Dáil debates

Thursday, 10 February 2022

Health (Miscellaneous Provisions) Bill 2022: Second Stage (Resumed)

 

1:55 pm

Photo of Duncan SmithDuncan Smith (Dublin Fingal, Labour) | Oireachtas source

We welcome this Bill. I would be interested in hearing from the Minister, Deputy O’Gorman, and from the Minister of State, Deputy Rabbitte, if she is summing up at the end - I am not sure if she will be - because there are concerns when there are such changes. Everyone has said that this is a technical Bill etc., but technical changes can and do have real impacts.

One of our concerns is that the brief of the Department of Children, Equality, Disability, Integration and Youth is a big one. While we have an able Minister in that brief, and there is no doubt about that, it is a huge brief and disability is a massive area. We have been discussing disability thus far in this debate through the prism of health because we are separating the functions from the Minister for Health in some areas. However, we are looking as a society to disability-proof transport. We spoke at the transport committee yesterday about our new fleet of buses and trains, access to train stations, and active travel through a disability lens. When we look at housing and we are talking about congregated settings and decongregation, we must make sure there are houses in which people disabilities can live and not just access. That is something I have learned over recent years: the difference between people with disabilities having access to a house and actually having a house or home in which a person with a disability can live. There are also the issues of access to jobs, access to the labour market and implications in that regard, industrial relations matters as they pertain to people with disabilities, and workers in that area, such as section 39 workers. Therefore, this is a massive area of policy for the Minister who has responsibility for disability.

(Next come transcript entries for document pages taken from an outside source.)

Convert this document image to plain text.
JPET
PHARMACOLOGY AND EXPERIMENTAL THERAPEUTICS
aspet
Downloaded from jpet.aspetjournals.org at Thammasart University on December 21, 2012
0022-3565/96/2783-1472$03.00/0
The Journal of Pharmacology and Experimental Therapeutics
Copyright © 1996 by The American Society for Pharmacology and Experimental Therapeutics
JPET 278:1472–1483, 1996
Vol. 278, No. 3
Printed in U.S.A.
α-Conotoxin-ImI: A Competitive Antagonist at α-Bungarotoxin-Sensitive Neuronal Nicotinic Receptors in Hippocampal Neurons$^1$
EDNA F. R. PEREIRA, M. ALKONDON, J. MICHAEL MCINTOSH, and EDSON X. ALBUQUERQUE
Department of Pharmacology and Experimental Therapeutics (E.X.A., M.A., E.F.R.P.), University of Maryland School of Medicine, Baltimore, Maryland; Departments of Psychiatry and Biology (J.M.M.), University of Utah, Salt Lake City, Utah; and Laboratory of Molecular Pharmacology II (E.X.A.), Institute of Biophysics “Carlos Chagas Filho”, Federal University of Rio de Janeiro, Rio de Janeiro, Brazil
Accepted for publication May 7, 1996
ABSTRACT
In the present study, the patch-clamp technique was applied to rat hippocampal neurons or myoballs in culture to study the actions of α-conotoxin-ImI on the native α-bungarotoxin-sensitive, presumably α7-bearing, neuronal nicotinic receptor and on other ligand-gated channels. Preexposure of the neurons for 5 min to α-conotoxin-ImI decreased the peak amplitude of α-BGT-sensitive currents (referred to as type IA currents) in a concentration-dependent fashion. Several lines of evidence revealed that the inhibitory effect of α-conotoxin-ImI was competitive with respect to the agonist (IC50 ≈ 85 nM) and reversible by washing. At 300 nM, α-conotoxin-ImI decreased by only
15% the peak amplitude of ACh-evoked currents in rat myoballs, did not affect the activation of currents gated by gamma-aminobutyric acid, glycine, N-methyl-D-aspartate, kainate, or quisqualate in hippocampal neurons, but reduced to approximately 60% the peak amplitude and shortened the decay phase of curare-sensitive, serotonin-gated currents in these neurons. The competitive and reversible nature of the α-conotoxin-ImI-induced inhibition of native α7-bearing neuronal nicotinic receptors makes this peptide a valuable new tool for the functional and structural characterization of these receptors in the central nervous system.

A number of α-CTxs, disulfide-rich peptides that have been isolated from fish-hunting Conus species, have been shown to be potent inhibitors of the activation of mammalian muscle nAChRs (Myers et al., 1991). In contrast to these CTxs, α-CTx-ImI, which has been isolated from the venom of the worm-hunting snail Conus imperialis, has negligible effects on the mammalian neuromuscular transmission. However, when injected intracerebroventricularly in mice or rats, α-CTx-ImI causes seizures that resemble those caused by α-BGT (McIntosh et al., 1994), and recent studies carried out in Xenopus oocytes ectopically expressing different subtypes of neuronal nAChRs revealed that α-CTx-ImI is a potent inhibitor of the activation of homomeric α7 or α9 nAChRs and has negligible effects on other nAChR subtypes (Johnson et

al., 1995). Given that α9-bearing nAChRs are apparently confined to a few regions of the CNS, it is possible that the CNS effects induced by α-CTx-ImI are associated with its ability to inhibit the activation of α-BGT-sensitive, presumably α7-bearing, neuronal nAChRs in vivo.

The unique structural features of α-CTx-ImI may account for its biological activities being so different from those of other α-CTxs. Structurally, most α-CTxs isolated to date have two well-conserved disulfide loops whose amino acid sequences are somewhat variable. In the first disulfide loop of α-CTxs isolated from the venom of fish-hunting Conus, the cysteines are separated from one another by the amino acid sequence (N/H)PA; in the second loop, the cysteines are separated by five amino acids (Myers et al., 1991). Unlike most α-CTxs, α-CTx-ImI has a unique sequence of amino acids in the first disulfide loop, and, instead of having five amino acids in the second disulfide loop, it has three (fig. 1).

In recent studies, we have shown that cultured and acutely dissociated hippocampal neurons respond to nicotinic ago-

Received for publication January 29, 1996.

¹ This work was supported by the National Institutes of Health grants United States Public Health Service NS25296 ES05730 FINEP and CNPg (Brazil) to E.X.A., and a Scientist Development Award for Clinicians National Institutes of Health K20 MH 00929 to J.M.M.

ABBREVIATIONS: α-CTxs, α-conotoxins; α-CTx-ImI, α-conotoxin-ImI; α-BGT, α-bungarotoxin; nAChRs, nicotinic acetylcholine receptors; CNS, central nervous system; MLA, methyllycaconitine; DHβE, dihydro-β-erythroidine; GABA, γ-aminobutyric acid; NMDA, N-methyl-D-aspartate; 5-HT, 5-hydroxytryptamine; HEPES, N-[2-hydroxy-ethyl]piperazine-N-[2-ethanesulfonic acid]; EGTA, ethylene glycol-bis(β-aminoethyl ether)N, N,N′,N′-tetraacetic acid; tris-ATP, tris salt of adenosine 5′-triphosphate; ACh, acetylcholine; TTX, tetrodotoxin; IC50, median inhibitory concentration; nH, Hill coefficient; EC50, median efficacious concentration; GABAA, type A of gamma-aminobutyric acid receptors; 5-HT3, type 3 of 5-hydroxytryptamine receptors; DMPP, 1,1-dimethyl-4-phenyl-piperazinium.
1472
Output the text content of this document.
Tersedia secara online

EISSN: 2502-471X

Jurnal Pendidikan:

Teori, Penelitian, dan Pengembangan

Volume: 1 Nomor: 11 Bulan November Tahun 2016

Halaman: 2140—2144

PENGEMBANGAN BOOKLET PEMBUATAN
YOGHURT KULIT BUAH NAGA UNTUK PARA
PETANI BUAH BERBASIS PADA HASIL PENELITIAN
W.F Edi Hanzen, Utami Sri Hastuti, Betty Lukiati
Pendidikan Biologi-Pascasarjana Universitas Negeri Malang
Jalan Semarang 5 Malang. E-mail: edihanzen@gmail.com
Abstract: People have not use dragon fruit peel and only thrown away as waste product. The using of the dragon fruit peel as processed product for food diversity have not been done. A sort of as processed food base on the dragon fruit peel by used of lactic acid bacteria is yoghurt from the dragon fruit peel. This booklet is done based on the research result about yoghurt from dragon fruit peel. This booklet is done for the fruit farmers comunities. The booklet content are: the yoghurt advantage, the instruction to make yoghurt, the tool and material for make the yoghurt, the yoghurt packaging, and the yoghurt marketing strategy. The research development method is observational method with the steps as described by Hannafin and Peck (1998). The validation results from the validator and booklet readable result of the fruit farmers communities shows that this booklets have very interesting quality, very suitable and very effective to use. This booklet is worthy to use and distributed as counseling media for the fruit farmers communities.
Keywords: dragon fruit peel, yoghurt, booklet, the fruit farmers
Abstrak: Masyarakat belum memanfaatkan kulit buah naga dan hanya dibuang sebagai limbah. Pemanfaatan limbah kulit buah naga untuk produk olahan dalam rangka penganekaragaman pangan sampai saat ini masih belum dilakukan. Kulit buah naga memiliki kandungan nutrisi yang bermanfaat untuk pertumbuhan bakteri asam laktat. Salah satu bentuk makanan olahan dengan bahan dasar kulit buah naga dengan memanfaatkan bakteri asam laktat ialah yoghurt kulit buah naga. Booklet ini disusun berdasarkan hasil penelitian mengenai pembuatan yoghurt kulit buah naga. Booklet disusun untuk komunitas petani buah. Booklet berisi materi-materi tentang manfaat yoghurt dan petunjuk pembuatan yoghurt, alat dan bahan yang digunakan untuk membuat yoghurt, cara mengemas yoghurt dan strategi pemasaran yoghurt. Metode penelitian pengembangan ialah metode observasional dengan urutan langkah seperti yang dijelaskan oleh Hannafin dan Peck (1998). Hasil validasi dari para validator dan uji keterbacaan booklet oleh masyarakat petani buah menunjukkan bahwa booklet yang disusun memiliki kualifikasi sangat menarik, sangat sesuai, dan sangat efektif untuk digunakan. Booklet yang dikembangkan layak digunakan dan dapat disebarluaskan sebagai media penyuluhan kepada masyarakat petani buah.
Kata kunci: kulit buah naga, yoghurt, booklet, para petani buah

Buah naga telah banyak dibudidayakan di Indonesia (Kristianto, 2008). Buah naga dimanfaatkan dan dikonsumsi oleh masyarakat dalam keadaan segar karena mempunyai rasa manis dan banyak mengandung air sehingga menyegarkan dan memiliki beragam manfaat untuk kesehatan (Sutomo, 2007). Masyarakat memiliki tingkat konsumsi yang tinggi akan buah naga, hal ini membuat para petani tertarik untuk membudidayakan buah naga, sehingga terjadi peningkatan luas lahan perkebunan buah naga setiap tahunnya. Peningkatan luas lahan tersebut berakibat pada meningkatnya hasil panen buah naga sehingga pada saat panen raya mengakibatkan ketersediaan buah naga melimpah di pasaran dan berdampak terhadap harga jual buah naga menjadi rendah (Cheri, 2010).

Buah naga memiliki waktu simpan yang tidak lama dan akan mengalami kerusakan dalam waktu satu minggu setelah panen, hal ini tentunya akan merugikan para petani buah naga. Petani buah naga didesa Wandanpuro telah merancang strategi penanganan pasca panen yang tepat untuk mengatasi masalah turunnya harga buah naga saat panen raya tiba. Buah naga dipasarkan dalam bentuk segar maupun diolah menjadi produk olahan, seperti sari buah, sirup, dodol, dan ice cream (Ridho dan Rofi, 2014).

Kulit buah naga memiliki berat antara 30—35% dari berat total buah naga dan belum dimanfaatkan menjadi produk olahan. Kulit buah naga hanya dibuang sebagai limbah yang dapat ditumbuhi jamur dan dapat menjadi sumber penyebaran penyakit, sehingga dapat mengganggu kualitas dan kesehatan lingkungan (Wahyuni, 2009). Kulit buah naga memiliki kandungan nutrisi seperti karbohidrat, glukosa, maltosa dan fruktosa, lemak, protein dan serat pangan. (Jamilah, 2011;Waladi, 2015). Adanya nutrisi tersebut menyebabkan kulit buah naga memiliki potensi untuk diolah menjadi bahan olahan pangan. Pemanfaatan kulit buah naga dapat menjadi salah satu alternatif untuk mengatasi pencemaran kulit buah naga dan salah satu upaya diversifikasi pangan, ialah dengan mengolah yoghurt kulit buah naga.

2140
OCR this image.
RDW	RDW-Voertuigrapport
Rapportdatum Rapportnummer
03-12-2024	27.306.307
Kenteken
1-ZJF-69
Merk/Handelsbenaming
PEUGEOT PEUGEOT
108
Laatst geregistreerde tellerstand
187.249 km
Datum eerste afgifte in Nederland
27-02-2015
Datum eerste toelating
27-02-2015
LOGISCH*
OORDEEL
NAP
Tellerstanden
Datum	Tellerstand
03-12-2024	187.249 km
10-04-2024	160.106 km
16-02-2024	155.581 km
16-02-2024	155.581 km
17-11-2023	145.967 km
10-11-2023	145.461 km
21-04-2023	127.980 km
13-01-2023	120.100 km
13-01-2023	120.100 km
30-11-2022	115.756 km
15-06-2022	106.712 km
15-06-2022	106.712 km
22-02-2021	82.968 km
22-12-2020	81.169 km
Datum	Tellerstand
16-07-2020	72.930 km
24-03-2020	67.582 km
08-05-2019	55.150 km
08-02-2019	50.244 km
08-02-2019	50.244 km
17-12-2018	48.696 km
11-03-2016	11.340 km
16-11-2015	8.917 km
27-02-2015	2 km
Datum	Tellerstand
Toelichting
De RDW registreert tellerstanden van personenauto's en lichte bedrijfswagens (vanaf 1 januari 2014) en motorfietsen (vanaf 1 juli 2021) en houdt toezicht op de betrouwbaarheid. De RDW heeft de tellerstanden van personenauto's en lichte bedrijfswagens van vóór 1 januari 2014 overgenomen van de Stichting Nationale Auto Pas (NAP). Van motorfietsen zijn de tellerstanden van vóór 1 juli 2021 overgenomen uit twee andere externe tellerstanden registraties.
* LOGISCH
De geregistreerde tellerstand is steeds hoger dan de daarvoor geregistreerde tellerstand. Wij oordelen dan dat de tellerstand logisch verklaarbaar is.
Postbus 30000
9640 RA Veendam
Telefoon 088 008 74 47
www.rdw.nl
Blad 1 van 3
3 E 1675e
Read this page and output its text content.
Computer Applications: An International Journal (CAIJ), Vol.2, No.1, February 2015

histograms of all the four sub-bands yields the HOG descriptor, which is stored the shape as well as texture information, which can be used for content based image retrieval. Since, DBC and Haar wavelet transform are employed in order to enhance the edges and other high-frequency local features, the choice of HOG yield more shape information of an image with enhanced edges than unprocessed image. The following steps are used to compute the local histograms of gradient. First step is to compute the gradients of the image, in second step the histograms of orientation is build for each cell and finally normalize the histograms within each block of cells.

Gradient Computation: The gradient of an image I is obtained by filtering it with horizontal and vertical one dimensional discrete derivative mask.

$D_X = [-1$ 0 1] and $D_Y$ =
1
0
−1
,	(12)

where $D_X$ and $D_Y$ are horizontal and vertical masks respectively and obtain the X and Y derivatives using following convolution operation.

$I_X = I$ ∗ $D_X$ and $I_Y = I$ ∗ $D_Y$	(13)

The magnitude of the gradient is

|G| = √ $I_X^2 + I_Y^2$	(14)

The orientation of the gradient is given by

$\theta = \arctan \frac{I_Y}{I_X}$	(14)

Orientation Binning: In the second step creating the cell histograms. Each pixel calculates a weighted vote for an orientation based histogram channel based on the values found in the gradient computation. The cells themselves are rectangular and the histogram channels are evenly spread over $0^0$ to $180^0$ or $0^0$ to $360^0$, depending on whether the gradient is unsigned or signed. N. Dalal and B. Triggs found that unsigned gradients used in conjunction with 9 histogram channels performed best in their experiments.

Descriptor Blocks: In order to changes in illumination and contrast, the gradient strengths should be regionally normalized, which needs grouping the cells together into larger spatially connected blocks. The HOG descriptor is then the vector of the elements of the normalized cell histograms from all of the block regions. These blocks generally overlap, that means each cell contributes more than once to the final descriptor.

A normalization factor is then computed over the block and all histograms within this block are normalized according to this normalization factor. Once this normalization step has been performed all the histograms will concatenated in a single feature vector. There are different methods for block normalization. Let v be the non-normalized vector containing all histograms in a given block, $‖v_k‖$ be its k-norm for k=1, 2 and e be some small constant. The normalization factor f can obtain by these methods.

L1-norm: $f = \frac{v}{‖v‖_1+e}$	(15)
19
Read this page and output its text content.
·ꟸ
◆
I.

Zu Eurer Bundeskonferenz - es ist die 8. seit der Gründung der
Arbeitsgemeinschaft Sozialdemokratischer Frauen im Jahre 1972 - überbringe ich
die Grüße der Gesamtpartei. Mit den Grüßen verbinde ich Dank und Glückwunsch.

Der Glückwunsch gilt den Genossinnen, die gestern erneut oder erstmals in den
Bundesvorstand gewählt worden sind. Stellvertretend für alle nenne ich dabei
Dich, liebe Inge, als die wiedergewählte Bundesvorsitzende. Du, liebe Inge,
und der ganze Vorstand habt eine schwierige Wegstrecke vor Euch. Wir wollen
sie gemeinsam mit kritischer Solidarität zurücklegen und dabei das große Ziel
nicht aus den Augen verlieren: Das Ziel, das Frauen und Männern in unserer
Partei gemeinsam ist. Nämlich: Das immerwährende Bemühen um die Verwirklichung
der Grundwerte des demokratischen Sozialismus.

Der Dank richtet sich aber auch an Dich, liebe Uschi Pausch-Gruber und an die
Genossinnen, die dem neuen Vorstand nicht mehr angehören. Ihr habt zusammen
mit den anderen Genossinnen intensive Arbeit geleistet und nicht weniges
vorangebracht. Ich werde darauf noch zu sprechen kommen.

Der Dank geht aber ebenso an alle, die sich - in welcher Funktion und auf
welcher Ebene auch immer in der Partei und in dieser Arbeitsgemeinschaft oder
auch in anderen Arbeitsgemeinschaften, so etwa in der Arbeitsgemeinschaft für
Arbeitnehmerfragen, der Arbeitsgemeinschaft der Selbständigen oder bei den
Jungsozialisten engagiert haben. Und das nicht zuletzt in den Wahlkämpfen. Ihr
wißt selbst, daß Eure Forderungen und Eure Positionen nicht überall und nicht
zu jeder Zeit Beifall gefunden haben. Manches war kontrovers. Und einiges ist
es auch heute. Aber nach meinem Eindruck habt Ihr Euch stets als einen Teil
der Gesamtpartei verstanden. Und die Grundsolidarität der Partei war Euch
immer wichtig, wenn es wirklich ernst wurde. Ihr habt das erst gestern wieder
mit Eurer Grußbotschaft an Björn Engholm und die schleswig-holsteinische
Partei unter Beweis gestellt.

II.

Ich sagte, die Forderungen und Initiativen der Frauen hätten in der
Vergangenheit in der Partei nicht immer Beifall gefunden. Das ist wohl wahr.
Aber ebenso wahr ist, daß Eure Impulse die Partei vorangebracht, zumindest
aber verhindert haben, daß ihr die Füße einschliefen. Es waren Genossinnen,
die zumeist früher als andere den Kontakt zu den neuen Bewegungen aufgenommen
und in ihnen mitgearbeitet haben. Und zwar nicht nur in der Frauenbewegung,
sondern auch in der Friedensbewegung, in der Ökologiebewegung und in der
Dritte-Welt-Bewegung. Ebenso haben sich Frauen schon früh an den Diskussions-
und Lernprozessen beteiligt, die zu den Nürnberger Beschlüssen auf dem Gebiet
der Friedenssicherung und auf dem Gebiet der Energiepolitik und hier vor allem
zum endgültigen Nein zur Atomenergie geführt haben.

We spoke to the Minister in recent months since I took over the health brief about the disability capacity review, the cost of living for people with a disability, all the waiting lists and the services. These are all massive issues. We can go down the list, which I have here, but we will discuss it again.

In this particular debate, given the content of this Bill, I want to hear what concerns are held on the Government side about how the new system will work? On the HSE side of things, service delivery will be under the responsibility of two Ministers. It will rely on two Ministers, as well as the Minister of State, having good working relationships. Whoever the Ministers are now and whoever the Ministers will be in the future, when it comes to budget time, how will this work? Will the Minister with responsibility for disability have to go cap in hand as a senior Minister to the Minister for Health before going to the Minister for Finance? These are the practical things I would like to hear about. I am not trying to catch anyone out for anything, but I just want to clear on these things. One of the worst things that can happen in any area of public services is siloing, whereby one section, organisation or Department does not talk to another. This is one area where we can have no siloing and where people really have to work together. We are talking about robust communication and reporting mechanisms.

This is a long Bill. The Minister read out many sections. Therefore, this is not a quick technical Bill; it is a detailed technical Bill. To give comfort to those who are at every level of the disability sector, be they service users or service providers, as well as those in the disability sector who are in areas unrelated to the delivery of health, such as in transport or all of the other areas I laid out, it is important to outline how that reporting will work? How will those relationships be managed? How can we ensure we are not taking a couple of steps backwards due to new bureaucracies and that, instead, this will actually help us move forward, cut down the waiting lists and bring a disability focus on policy to all those other areas?

I look forward to hearing what the Minister has to say and, indeed, to the summing up at the end of the debate, whenever that may be.